Being a Writer
By emily
Grade: see below
Last night I went to see rich and famous author Amy Tan do an Inside the Actor’s Studio-style interview with Geling Yan, a Chinese author who is Black Diamond Cheddar to Amy’s Velveeta (or Cararra marble to Amy’s plaster, if you aren’t into cheese analogies). These are the things I thought about during this cultural event, besides being hungry and having to pee:
a) I am never, ever getting Botox, even if my jowls eventually dangle all the way down to my shoulders. Amy looks like one of The Witches from the movie, except scarier. Also she is no longer capable of expressing some of my favorite emotions, such as ‘angry’ and ‘confused.’ The ugliness of her scary mask face was trumped only by the ugliness of her shoes: an unholy cross between tevas and mallgirl wedges. Her questions were self-aggrandizing, stupid, and Oprah’s-book-clubby to the max.
b) Being a successful author (or even just a highly-regarded author) has some great perks. I wonder if authors ever feel sorry for all the publishing peons who spend their nine to fives making semicolons into commas and ensuring that royalty checks get sent out on time. Probably not. I doubt that I would.
c) If you want to be a writer and have a tendency to be crippled by jealousy and insecurity, working in The World of Publishing ( where the only thing that matters about a book is how many people will buy it) could potentially be a little bit disheartening.

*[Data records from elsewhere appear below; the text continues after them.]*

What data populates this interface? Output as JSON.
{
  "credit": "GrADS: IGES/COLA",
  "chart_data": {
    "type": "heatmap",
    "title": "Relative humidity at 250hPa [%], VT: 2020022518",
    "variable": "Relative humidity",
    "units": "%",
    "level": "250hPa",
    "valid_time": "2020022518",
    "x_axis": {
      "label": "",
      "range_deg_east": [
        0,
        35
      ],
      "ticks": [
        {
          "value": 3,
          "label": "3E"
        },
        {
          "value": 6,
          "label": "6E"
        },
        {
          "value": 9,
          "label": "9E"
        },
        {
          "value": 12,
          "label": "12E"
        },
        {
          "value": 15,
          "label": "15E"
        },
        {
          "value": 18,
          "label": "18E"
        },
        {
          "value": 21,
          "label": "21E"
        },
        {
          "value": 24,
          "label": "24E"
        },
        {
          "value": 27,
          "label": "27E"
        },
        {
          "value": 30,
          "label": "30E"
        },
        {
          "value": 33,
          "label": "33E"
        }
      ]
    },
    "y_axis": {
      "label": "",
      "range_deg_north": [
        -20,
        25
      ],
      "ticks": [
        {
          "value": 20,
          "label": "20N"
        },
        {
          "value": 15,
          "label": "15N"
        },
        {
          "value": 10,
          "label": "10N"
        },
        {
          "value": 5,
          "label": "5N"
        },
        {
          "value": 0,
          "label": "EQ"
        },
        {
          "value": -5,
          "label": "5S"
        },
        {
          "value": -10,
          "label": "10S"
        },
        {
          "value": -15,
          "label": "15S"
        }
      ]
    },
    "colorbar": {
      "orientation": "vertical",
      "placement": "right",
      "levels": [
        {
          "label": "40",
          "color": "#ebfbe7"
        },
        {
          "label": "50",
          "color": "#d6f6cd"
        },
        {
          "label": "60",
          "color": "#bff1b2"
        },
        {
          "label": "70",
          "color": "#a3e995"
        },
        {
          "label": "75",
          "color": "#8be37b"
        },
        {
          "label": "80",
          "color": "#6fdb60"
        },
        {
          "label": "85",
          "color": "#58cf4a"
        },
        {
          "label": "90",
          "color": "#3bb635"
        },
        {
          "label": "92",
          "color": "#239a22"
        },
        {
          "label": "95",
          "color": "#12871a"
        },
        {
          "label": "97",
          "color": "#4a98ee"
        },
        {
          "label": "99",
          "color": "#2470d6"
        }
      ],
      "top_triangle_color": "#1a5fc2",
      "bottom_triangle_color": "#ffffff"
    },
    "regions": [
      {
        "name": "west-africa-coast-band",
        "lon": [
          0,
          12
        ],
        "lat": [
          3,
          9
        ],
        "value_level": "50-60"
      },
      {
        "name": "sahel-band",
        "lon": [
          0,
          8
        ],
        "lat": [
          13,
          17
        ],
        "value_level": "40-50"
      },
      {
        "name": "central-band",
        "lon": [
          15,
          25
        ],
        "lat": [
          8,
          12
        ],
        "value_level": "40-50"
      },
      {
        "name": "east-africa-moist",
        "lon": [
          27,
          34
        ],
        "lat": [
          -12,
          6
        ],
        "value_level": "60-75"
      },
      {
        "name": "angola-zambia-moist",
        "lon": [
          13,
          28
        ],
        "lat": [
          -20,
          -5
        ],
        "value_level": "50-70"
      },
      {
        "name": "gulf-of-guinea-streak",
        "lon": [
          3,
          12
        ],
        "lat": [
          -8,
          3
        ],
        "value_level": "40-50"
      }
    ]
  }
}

In fact, it might kill any chance you’d have had to be genuinely inspired by anything, ever.
d) As it turns out, successful writers really do sit in coffeeshops in the West Village all day, free to fret about the state of their skin and their love lives now that the question ‘Will Anyone Ever Know How Brilliant I Truly Am?’ has been answered, once and for all, with a resounding ‘Yes.’ As a Lifestyle Choice, being a successful writer is the biggest A+ of all time. There is no possible downside of this career option, except that maybe you will write something that makes people hate you. But I do that all the time for free anyway, so it doesn’t really count.
e) Keep in mind, though, that those coffeeshop habitués are one in a literal million. There are so many people out there who feel that being a writer – of fiction, of nonfiction, of advertorials about lipstick – is the one and only thing that they are meant to do. A scant handful will make it, but the rest, including some really talented ones, will fail and be miserable for the rest of their lives. And they’ll fail for stupid, unfair reasons, too, like not being able to afford an MFA from Iowa or not being egotistical enough to relentlessly self-promote or just plain being terrified of rejection. These people may spend the rest of their pitiful lives writing internet screeds while the Amy Tans of the world make enough $$ to buy every man, woman, and child in america a pair of platform tevas and a big jade doorknocker necklace. Needless to say, being a 'struggling' writer gets the biggest F- of all time.